News  

Jalur Bus Perintis Terminal Giwangan–Pasar Trowono Gunungkidul Direncanakan  Melalui JJLS Panggang

Ilustrasi Jalur Jalan Lintas Selatan Gunungkidul. (Pemda DIY) 

bernasnews — Pemerintah Daerah Daerah Istimewa Yogyakarta melalui Dinas Perhubungan Daerah Istimewa Yogyakarta (Dishub DIY) merencanakan pembukaan layanan angkutan umum Bus Perintis dengan trayek Terminal Giwangan Kota Yogyakarta menuju Pasar Trowono, Kabupaten Gunungkidul.

Rute tersebut direncanakan melintasi Jalur Jalan Lintas Selatan (JJLS) di wilayah Kapanewon Panggang.
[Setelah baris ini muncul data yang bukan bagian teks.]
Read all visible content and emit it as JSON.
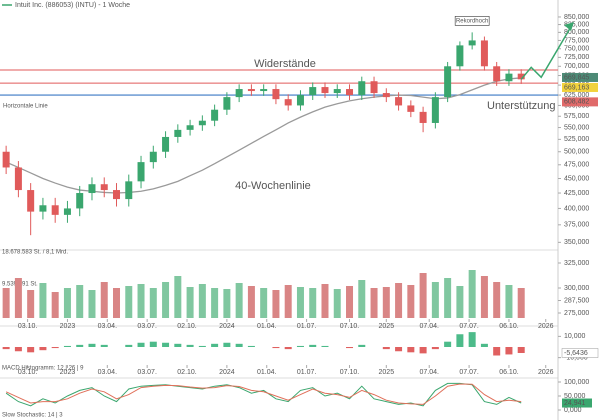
{
  "chart_data": [
    {
      "type": "candlestick",
      "title": "Intuit Inc. (886053) (INTU) - 1 Woche",
      "x": [
        2,
        6,
        10,
        14,
        18,
        22,
        26,
        30,
        34,
        38,
        42,
        46,
        50,
        54,
        58,
        62,
        66,
        70,
        74,
        78,
        82,
        86,
        90,
        94,
        98,
        102,
        106,
        110,
        114,
        118,
        122,
        126,
        130,
        134,
        138,
        142,
        146,
        150,
        154,
        158,
        162,
        166,
        170
      ],
      "open": [
        500,
        470,
        430,
        395,
        405,
        390,
        400,
        425,
        440,
        430,
        415,
        445,
        480,
        500,
        530,
        545,
        555,
        565,
        590,
        620,
        640,
        635,
        640,
        615,
        600,
        625,
        645,
        630,
        640,
        625,
        660,
        630,
        620,
        600,
        585,
        560,
        620,
        700,
        760,
        775,
        700,
        660,
        680
      ],
      "high": [
        512,
        482,
        442,
        417,
        417,
        412,
        437,
        452,
        452,
        442,
        457,
        492,
        512,
        542,
        557,
        567,
        577,
        602,
        632,
        652,
        652,
        652,
        652,
        627,
        637,
        657,
        657,
        652,
        652,
        672,
        672,
        642,
        632,
        612,
        597,
        632,
        712,
        772,
        800,
        787,
        712,
        692,
        692
      ],
      "low": [
        458,
        418,
        360,
        383,
        378,
        378,
        388,
        413,
        418,
        403,
        403,
        433,
        468,
        488,
        518,
        533,
        543,
        553,
        578,
        608,
        623,
        623,
        603,
        588,
        588,
        613,
        618,
        618,
        613,
        613,
        618,
        608,
        588,
        573,
        540,
        548,
        608,
        688,
        748,
        688,
        648,
        648,
        653
      ],
      "close": [
        470,
        430,
        395,
        405,
        390,
        400,
        425,
        440,
        430,
        415,
        445,
        480,
        500,
        530,
        545,
        555,
        565,
        590,
        620,
        640,
        635,
        640,
        615,
        600,
        625,
        645,
        630,
        640,
        625,
        660,
        630,
        620,
        600,
        585,
        560,
        620,
        700,
        760,
        775,
        700,
        660,
        680,
        665
      ],
      "up_color": "#3aa66e",
      "down_color": "#e05a5a",
      "xlim": [
        0,
        182
      ],
      "ylim": [
        345,
        860
      ],
      "log_scale": true,
      "yticks": [
        {
          "value": 850,
          "label": "850,000"
        },
        {
          "value": 825,
          "label": "825,000"
        },
        {
          "value": 800,
          "label": "800,000"
        },
        {
          "value": 775,
          "label": "775,000"
        },
        {
          "value": 750,
          "label": "750,000"
        },
        {
          "value": 725,
          "label": "725,000"
        },
        {
          "value": 700,
          "label": "700,000"
        },
        {
          "value": 675,
          "label": "675,000"
        },
        {
          "value": 650,
          "label": "650,000"
        },
        {
          "value": 625,
          "label": "625,000"
        },
        {
          "value": 600,
          "label": "600,000"
        },
        {
          "value": 575,
          "label": "575,000"
        },
        {
          "value": 550,
          "label": "550,000"
        },
        {
          "value": 525,
          "label": "525,000"
        },
        {
          "value": 500,
          "label": "500,000"
        },
        {
          "value": 475,
          "label": "475,000"
        },
        {
          "value": 450,
          "label": "450,000"
        },
        {
          "value": 425,
          "label": "425,000"
        },
        {
          "value": 400,
          "label": "400,000"
        },
        {
          "value": 375,
          "label": "375,000"
        },
        {
          "value": 350,
          "label": "350,000"
        }
      ],
      "moving_average": {
        "name": "40-Wochenlinie",
        "color": "#9a9a9a",
        "values": [
          480,
          470,
          460,
          450,
          442,
          435,
          430,
          428,
          426,
          425,
          426,
          428,
          432,
          438,
          445,
          455,
          465,
          477,
          490,
          503,
          517,
          531,
          545,
          560,
          573,
          585,
          596,
          604,
          611,
          616,
          620,
          623,
          625,
          624,
          620,
          616,
          618,
          626,
          638,
          650,
          660,
          666,
          669
        ]
      },
      "resistance": {
        "label": "Widerstände",
        "values": [
          690,
          655
        ],
        "color": "#e05a5a"
      },
      "support": {
        "label": "Unterstützung",
        "value": 625,
        "color": "#3a78c4"
      },
      "horizontal_line_label": "Horizontale Linie",
      "annotation": {
        "label": "Rekordhoch",
        "x": 154,
        "y": 800
      },
      "price_labels": [
        {
          "value": 669.845,
          "label": "669,845",
          "color": "#4d8a76"
        },
        {
          "value": 669.163,
          "label": "669,163",
          "color": "#f2d23c"
        },
        {
          "value": 608.482,
          "label": "608,482",
          "color": "#e06a6a"
        }
      ]
    },
    {
      "type": "bar",
      "title": "18.678.583 St. / 8,1 Mrd.",
      "subtitle": "9.539.291 St.",
      "x": [
        2,
        6,
        10,
        14,
        18,
        22,
        26,
        30,
        34,
        38,
        42,
        46,
        50,
        54,
        58,
        62,
        66,
        70,
        74,
        78,
        82,
        86,
        90,
        94,
        98,
        102,
        106,
        110,
        114,
        118,
        122,
        126,
        130,
        134,
        138,
        142,
        146,
        150,
        154,
        158,
        162,
        166,
        170
      ],
      "values": [
        300,
        310,
        298,
        305,
        296,
        300,
        303,
        298,
        306,
        300,
        302,
        304,
        300,
        306,
        312,
        301,
        304,
        300,
        299,
        305,
        302,
        300,
        298,
        303,
        301,
        300,
        304,
        299,
        302,
        308,
        300,
        301,
        305,
        303,
        315,
        306,
        310,
        302,
        318,
        312,
        306,
        303,
        300
      ],
      "up_color": "#80c7a0",
      "down_color": "#d98585",
      "xlim": [
        0,
        182
      ],
      "ylim": [
        270,
        330
      ],
      "yticks": [
        {
          "value": 325,
          "label": "325,000"
        },
        {
          "value": 300,
          "label": "300,000"
        },
        {
          "value": 287.5,
          "label": "287,500"
        },
        {
          "value": 275,
          "label": "275,000"
        }
      ],
      "xticks": [
        {
          "value": 9,
          "label": "03.10."
        },
        {
          "value": 22,
          "label": "2023"
        },
        {
          "value": 35,
          "label": "03.04."
        },
        {
          "value": 48,
          "label": "03.07."
        },
        {
          "value": 61,
          "label": "02.10."
        },
        {
          "value": 74,
          "label": "2024"
        },
        {
          "value": 87,
          "label": "01.04."
        },
        {
          "value": 100,
          "label": "01.07."
        },
        {
          "value": 114,
          "label": "07.10."
        },
        {
          "value": 126,
          "label": "2025"
        },
        {
          "value": 140,
          "label": "07.04."
        },
        {
          "value": 153,
          "label": "07.07."
        },
        {
          "value": 166,
          "label": "06.10."
        },
        {
          "value": 178,
          "label": "2026"
        }
      ]
    },
    {
      "type": "histogram-bar",
      "title": "MACD Histogramm: 12 | 26 | 9",
      "x": [
        2,
        6,
        10,
        14,
        18,
        22,
        26,
        30,
        34,
        38,
        42,
        46,
        50,
        54,
        58,
        62,
        66,
        70,
        74,
        78,
        82,
        86,
        90,
        94,
        98,
        102,
        106,
        110,
        114,
        118,
        122,
        126,
        130,
        134,
        138,
        142,
        146,
        150,
        154,
        158,
        162,
        166,
        170
      ],
      "values": [
        -2,
        -4,
        -5,
        -3,
        -1,
        1,
        2,
        3,
        2,
        0,
        2,
        4,
        5,
        4,
        3,
        2,
        1,
        3,
        4,
        3,
        1,
        0,
        -1,
        -2,
        1,
        2,
        1,
        0,
        -1,
        2,
        0,
        -2,
        -4,
        -5,
        -6,
        -2,
        5,
        12,
        14,
        3,
        -8,
        -7,
        -5.6436
      ],
      "last_value_label": "-5,6436",
      "up_color": "#4dbb8a",
      "down_color": "#e06060",
      "xlim": [
        0,
        182
      ],
      "ylim": [
        -16,
        16
      ],
      "yticks": [
        {
          "value": 10,
          "label": "10,000"
        },
        {
          "value": -10,
          "label": "-10,000"
        }
      ],
      "xticks": [
        {
          "value": 9,
          "label": "03.10."
        },
        {
          "value": 22,
          "label": "2023"
        },
        {
          "value": 35,
          "label": "03.04."
        },
        {
          "value": 48,
          "label": "03.07."
        },
        {
          "value": 61,
          "label": "02.10."
        },
        {
          "value": 74,
          "label": "2024"
        },
        {
          "value": 87,
          "label": "01.04."
        },
        {
          "value": 100,
          "label": "01.07."
        },
        {
          "value": 114,
          "label": "07.10."
        },
        {
          "value": 126,
          "label": "2025"
        },
        {
          "value": 140,
          "label": "07.04."
        },
        {
          "value": 153,
          "label": "07.07."
        },
        {
          "value": 166,
          "label": "06.10."
        },
        {
          "value": 178,
          "label": "2026"
        }
      ]
    },
    {
      "type": "line",
      "title": "Slow Stochastic: 14 | 3",
      "x": [
        2,
        6,
        10,
        14,
        18,
        22,
        26,
        30,
        34,
        38,
        42,
        46,
        50,
        54,
        58,
        62,
        66,
        70,
        74,
        78,
        82,
        86,
        90,
        94,
        98,
        102,
        106,
        110,
        114,
        118,
        122,
        126,
        130,
        134,
        138,
        142,
        146,
        150,
        154,
        158,
        162,
        166,
        170
      ],
      "series": [
        {
          "color": "#3aa66e",
          "values": [
            60,
            30,
            15,
            40,
            25,
            50,
            70,
            80,
            50,
            30,
            75,
            85,
            88,
            90,
            85,
            80,
            75,
            85,
            90,
            80,
            60,
            70,
            40,
            30,
            70,
            80,
            50,
            60,
            40,
            85,
            40,
            30,
            20,
            25,
            15,
            70,
            95,
            95,
            90,
            30,
            20,
            45,
            24.941
          ]
        },
        {
          "color": "#e0705a",
          "values": [
            65,
            45,
            25,
            30,
            30,
            40,
            60,
            75,
            65,
            40,
            55,
            80,
            85,
            88,
            87,
            82,
            78,
            80,
            87,
            84,
            70,
            65,
            50,
            35,
            55,
            75,
            60,
            55,
            45,
            70,
            55,
            35,
            25,
            22,
            20,
            50,
            85,
            93,
            92,
            55,
            30,
            35,
            30
          ]
        }
      ],
      "last_value_label": "24,941",
      "xlim": [
        0,
        182
      ],
      "ylim": [
        0,
        100
      ],
      "yticks": [
        {
          "value": 100,
          "label": "100,000"
        },
        {
          "value": 50,
          "label": "50,000"
        },
        {
          "value": 0,
          "label": "0,000"
        }
      ]
    }
  ]
}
Rencana pembukaan trayek ini ditujukan untuk meningkatkan konektivitas antarwilayah serta memperluas akses layanan transportasi publik bagi masyarakat, khususnya di wilayah selatan Yogyakarta dan Gunungkidul.

Survei Jalur Jadi Tahap Awal

Sebagai langkah awal, Dishub DIY melaksanakan survei jalur Bus Perintis Terminal Giwangan–Pasar Trowono.
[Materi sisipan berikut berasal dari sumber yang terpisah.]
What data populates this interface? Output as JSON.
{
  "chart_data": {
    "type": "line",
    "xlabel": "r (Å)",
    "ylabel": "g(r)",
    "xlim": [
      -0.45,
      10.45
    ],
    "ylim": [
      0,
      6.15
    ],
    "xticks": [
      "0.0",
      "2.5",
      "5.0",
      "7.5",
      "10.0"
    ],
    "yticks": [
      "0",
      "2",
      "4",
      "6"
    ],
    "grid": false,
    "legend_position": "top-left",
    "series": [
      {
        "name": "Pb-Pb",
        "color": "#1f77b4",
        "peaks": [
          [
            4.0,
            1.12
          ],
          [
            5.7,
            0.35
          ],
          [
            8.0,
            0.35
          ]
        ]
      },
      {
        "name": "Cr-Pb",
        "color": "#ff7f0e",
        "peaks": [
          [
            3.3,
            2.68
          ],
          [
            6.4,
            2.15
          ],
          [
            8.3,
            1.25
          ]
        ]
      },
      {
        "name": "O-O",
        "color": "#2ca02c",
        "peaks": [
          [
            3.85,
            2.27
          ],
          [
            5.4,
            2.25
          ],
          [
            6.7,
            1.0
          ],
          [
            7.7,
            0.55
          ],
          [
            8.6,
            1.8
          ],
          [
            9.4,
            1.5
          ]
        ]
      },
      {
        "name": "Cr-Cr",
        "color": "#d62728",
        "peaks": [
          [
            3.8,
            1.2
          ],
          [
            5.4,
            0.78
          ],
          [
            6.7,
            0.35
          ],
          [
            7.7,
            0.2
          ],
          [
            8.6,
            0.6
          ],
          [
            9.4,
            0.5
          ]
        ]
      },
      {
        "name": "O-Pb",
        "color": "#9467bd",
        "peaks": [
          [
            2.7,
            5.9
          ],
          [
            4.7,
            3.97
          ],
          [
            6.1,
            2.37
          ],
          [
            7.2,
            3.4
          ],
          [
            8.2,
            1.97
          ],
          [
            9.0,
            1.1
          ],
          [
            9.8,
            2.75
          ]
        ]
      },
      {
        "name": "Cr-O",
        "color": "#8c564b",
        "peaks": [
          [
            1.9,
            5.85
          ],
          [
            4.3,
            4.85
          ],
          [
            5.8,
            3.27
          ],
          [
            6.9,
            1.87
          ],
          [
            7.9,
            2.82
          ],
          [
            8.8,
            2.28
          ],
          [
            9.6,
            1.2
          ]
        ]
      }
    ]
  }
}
Survei ini dilakukan untuk memastikan kesiapan rute sebelum layanan resmi dioperasikan.

Kegiatan survei melibatkan sejumlah instansi terkait, antara lain Dishub DIY, Dinas Perhubungan Kabupaten Bantul, dan Dinas Perhubungan Kabupaten Gunungkidul.

Selain itu, Balai Pengelola Transportasi Darat (BPTD) DIY turut terlibat untuk memastikan aspek teknis dan kesesuaian regulasi.

Dinas Perhubungan Kabupaten Gunungkidul menugaskan Pelaksana Tugas Kepala Seksi Angkutan, Reza Pahlevi, bersama jajaran staf untuk mengikuti seluruh rangkaian survei.

Tim gabungan melakukan pengamatan terhadap kondisi jalan, fasilitas pendukung, serta potensi kendala di sepanjang rute yang direncanakan.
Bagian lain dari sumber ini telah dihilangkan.